5.1 What Is the Relation Between User Interactions with Documents (Usage) and Citations in Legal Publications?

Based on the outcome of the above research question, we wish to create a boost function to create the bibliometric-enhanced ranking algorithm. Because citations in legal documents measure a broader form of impact, it is likely that citations alone do not provide a complete overview of this broader impact, but that other factors, such as usage (through click data), create a more complete overview.

However, the work of Perneger [12] suggests that there might be a correlation between usage and citations. Therefore we took all documents published and added to the Legal Intelligence system (the largest legal IR system in the Netherlands) in February 2017.Footnote 4 This led to a set of 43,218 documents.

For each document, based on their unique document ID, we collected all click data (usage) until 2019. We then computed the Spearman correlation between the usage and the citations. We chose Spearman correlation because the data, like all citation data, does not have a normal distribution. The results show a Spearman correlation of 0.57 (\(p< 0.0001\)). This means that there is a moderate positive correlation between citations and usage, which is highly significant.

For the ranking algorithm, this correlation means that two separate boost functions will boost some results too much and others too little. Therefore a single harmonized boost function appears to be a better choice.

5.2 What Is the Right Balance Between Text-Based Relevance and User-Based Relevance in Ranking Algorithms for Legal IR?

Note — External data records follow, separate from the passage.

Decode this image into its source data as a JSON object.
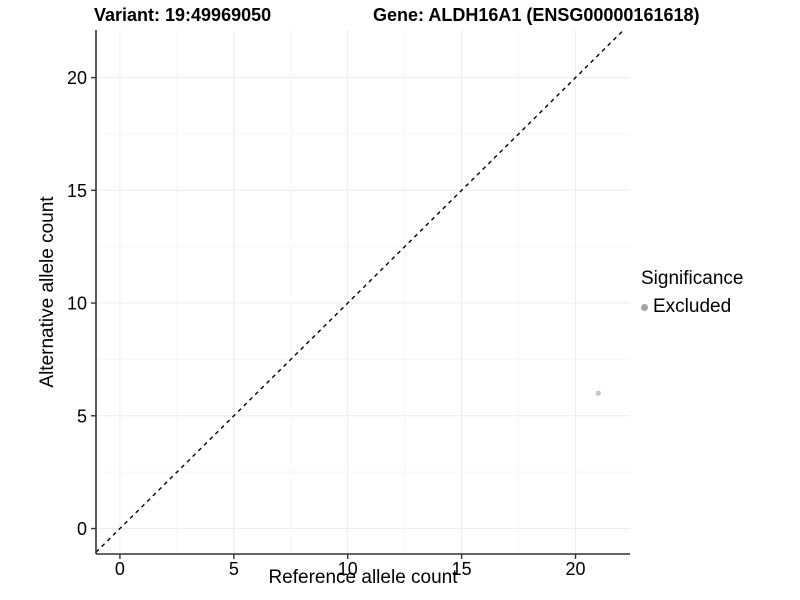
{
  "chart_data": {
    "type": "scatter",
    "titles": {
      "variant": "Variant: 19:49969050",
      "gene": "Gene: ALDH16A1 (ENSG00000161618)"
    },
    "xlabel": "Reference allele count",
    "ylabel": "Alternative allele count",
    "x_ticks": [
      0,
      5,
      10,
      15,
      20
    ],
    "y_ticks": [
      0,
      5,
      10,
      15,
      20
    ],
    "xlim": [
      -1.05,
      22.39
    ],
    "ylim": [
      -1.13,
      22.11
    ],
    "grid": {
      "major": true,
      "minor": true
    },
    "identity_line": {
      "slope": 1,
      "intercept": 0,
      "style": "dashed",
      "color": "#000000"
    },
    "points": [
      {
        "x": 21,
        "y": 6,
        "significance": "Excluded"
      }
    ],
    "point_color": "#c5c5c5",
    "point_radius_px": 2.6,
    "legend": {
      "title": "Significance",
      "position": "right",
      "items": [
        {
          "label": "Excluded",
          "color": "#a5a5a5"
        }
      ]
    },
    "colors": {
      "axis_line": "#333333",
      "grid_major": "#ececec",
      "grid_minor": "#f5f5f5",
      "text": "#000000"
    }
  }
}
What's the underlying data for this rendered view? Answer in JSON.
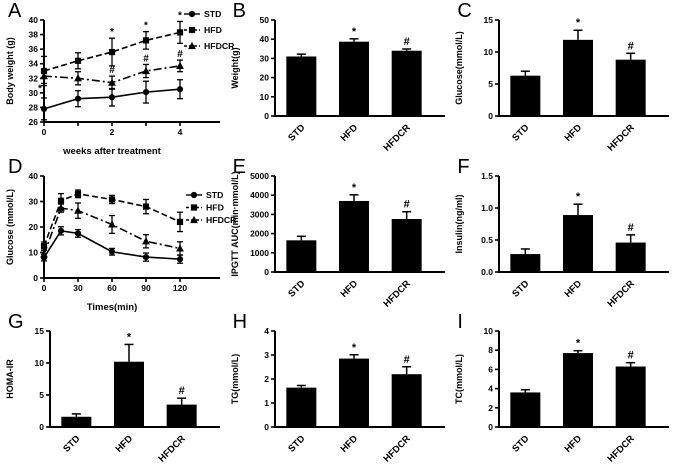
{
  "figure": {
    "background": "#ffffff",
    "ink": "#000000",
    "groups": [
      "STD",
      "HFD",
      "HFDCR"
    ],
    "significance_symbols": [
      "*",
      "#"
    ]
  },
  "chart_data": [
    {
      "panel": "A",
      "type": "line",
      "ylabel": "Body weight (g)",
      "xlabel": "weeks after treatment",
      "ylim": [
        26,
        40
      ],
      "yticks": [
        26,
        28,
        30,
        32,
        34,
        36,
        38,
        40
      ],
      "xlim": [
        0,
        4
      ],
      "xticks": [
        0,
        1,
        2,
        3,
        4
      ],
      "xtick_labels": [
        "0",
        "",
        "2",
        "",
        "4"
      ],
      "x": [
        0,
        1,
        2,
        3,
        4
      ],
      "legend": true,
      "series": [
        {
          "name": "STD",
          "marker": "circle",
          "dash": "solid",
          "values": [
            27.8,
            29.2,
            29.4,
            30.1,
            30.5
          ],
          "errors": [
            1.5,
            1.1,
            1.2,
            1.5,
            1.3
          ],
          "sig": [
            "",
            "",
            "",
            "",
            ""
          ]
        },
        {
          "name": "HFD",
          "marker": "square",
          "dash": "dashed",
          "values": [
            33.0,
            34.4,
            35.6,
            37.2,
            38.3
          ],
          "errors": [
            2.0,
            1.1,
            1.9,
            1.2,
            1.5
          ],
          "sig": [
            "",
            "",
            "*",
            "*",
            "*"
          ]
        },
        {
          "name": "HFDCR",
          "marker": "triangle",
          "dash": "dashdot",
          "values": [
            32.3,
            32.0,
            31.4,
            33.0,
            33.7
          ],
          "errors": [
            1.0,
            0.9,
            0.9,
            0.9,
            0.8
          ],
          "sig": [
            "",
            "",
            "#",
            "#",
            "#"
          ]
        }
      ],
      "annotations": [
        {
          "x": -0.12,
          "y": 30.2,
          "text": "*"
        }
      ]
    },
    {
      "panel": "B",
      "type": "bar",
      "ylabel": "Weight(g)",
      "ylim": [
        0,
        50
      ],
      "yticks": [
        0,
        10,
        20,
        30,
        40,
        50
      ],
      "categories": [
        "STD",
        "HFD",
        "HFDCR"
      ],
      "values": [
        31.0,
        38.7,
        34.0
      ],
      "errors": [
        1.2,
        1.5,
        0.9
      ],
      "sig": [
        "",
        "*",
        "#"
      ]
    },
    {
      "panel": "C",
      "type": "bar",
      "ylabel": "Glucose(mmol/L)",
      "ylim": [
        0,
        15
      ],
      "yticks": [
        0,
        5,
        10,
        15
      ],
      "categories": [
        "STD",
        "HFD",
        "HFDCR"
      ],
      "values": [
        6.3,
        11.9,
        8.8
      ],
      "errors": [
        0.7,
        1.5,
        1.0
      ],
      "sig": [
        "",
        "*",
        "#"
      ]
    },
    {
      "panel": "D",
      "type": "line",
      "ylabel": "Glucose (mmol/L)",
      "xlabel": "Times(min)",
      "ylim": [
        0,
        40
      ],
      "yticks": [
        0,
        10,
        20,
        30,
        40
      ],
      "xlim": [
        0,
        120
      ],
      "xticks": [
        0,
        30,
        60,
        90,
        120
      ],
      "xtick_labels": [
        "0",
        "30",
        "60",
        "90",
        "120"
      ],
      "x": [
        0,
        15,
        30,
        60,
        90,
        120
      ],
      "legend": true,
      "series": [
        {
          "name": "STD",
          "marker": "circle",
          "dash": "solid",
          "values": [
            8.0,
            18.5,
            17.5,
            10.3,
            8.2,
            7.4
          ],
          "errors": [
            1.3,
            1.6,
            1.5,
            1.3,
            1.6,
            1.6
          ],
          "sig": [
            "",
            "",
            "",
            "",
            "",
            ""
          ]
        },
        {
          "name": "HFD",
          "marker": "square",
          "dash": "dashed",
          "values": [
            12.5,
            30.3,
            33.0,
            30.8,
            28.0,
            22.0
          ],
          "errors": [
            1.6,
            2.8,
            1.5,
            1.6,
            2.8,
            3.8
          ],
          "sig": [
            "",
            "",
            "",
            "",
            "",
            ""
          ]
        },
        {
          "name": "HFDCR",
          "marker": "triangle",
          "dash": "dashdot",
          "values": [
            9.3,
            27.4,
            26.4,
            21.0,
            14.4,
            11.6
          ],
          "errors": [
            1.5,
            1.6,
            3.0,
            3.5,
            2.6,
            2.6
          ],
          "sig": [
            "",
            "",
            "",
            "",
            "",
            ""
          ]
        }
      ],
      "annotations": []
    },
    {
      "panel": "E",
      "type": "bar",
      "ylabel": "IPGTT AUC(min·mmol/L)",
      "ylim": [
        0,
        5000
      ],
      "yticks": [
        0,
        1000,
        2000,
        3000,
        4000,
        5000
      ],
      "categories": [
        "STD",
        "HFD",
        "HFDCR"
      ],
      "values": [
        1650,
        3700,
        2760
      ],
      "errors": [
        210,
        320,
        380
      ],
      "sig": [
        "",
        "*",
        "#"
      ]
    },
    {
      "panel": "F",
      "type": "bar",
      "ylabel": "Insulin(ng/ml)",
      "ylim": [
        0,
        1.5
      ],
      "yticks": [
        0,
        0.5,
        1,
        1.5
      ],
      "ytick_labels": [
        "0.0",
        "0.5",
        "1.0",
        "1.5"
      ],
      "categories": [
        "STD",
        "HFD",
        "HFDCR"
      ],
      "values": [
        0.28,
        0.89,
        0.46
      ],
      "errors": [
        0.08,
        0.17,
        0.12
      ],
      "sig": [
        "",
        "*",
        "#"
      ]
    },
    {
      "panel": "G",
      "type": "bar",
      "ylabel": "HOMA-IR",
      "ylim": [
        0,
        15
      ],
      "yticks": [
        0,
        5,
        10,
        15
      ],
      "categories": [
        "STD",
        "HFD",
        "HFDCR"
      ],
      "values": [
        1.6,
        10.2,
        3.5
      ],
      "errors": [
        0.45,
        2.7,
        1.0
      ],
      "sig": [
        "",
        "*",
        "#"
      ]
    },
    {
      "panel": "H",
      "type": "bar",
      "ylabel": "TG(mmol/L)",
      "ylim": [
        0,
        4
      ],
      "yticks": [
        0,
        1,
        2,
        3,
        4
      ],
      "categories": [
        "STD",
        "HFD",
        "HFDCR"
      ],
      "values": [
        1.64,
        2.85,
        2.2
      ],
      "errors": [
        0.09,
        0.16,
        0.31
      ],
      "sig": [
        "",
        "*",
        "#"
      ]
    },
    {
      "panel": "I",
      "type": "bar",
      "ylabel": "TC(mmol/L)",
      "ylim": [
        0,
        10
      ],
      "yticks": [
        0,
        2,
        4,
        6,
        8,
        10
      ],
      "categories": [
        "STD",
        "HFD",
        "HFDCR"
      ],
      "values": [
        3.6,
        7.7,
        6.3
      ],
      "errors": [
        0.28,
        0.25,
        0.4
      ],
      "sig": [
        "",
        "*",
        "#"
      ]
    }
  ]
}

Next to balancing citations and usage, the boost function as a whole will also have to be balanced against the current text-based relevance score (TF-IDF, BM25 or similar). Furthermore, the usage (click) and citation data will not be reliable from the moment of publication of the document. These new documents will have to be given the benefit of the doubt, for example through a freshness score. The optimal balance of these variables will be tuned using the evaluation metric.

5.3 What Is the Appropriate User-Focused Rank Evaluation Metric for Legal IR?

One of the challenges for legal information retrieval is finding the correct evaluation metric. This has several causes:

  1. 1.

    The small user group when compared to web search. This makes A/B testing difficult.

  2. 2.

    Differences is results lists. Because of differences in journal subscriptions two users may not see the same results list when they do the same query.

  3. 3.

    The high tariffs of legal experts, which makes a golden answer set prohibitively expensive to create and maintain.

A metric based on an implicit feedback model is of particular interest, as this is affordable and user-focused. We have made a first attempt to create an implicit feedback DCG model, but there is data sparsity. This means it is not possible to find queries for which the entire results list has a relevance judgment. Possible solutions will be sought in the fields of patent search and e-discovery.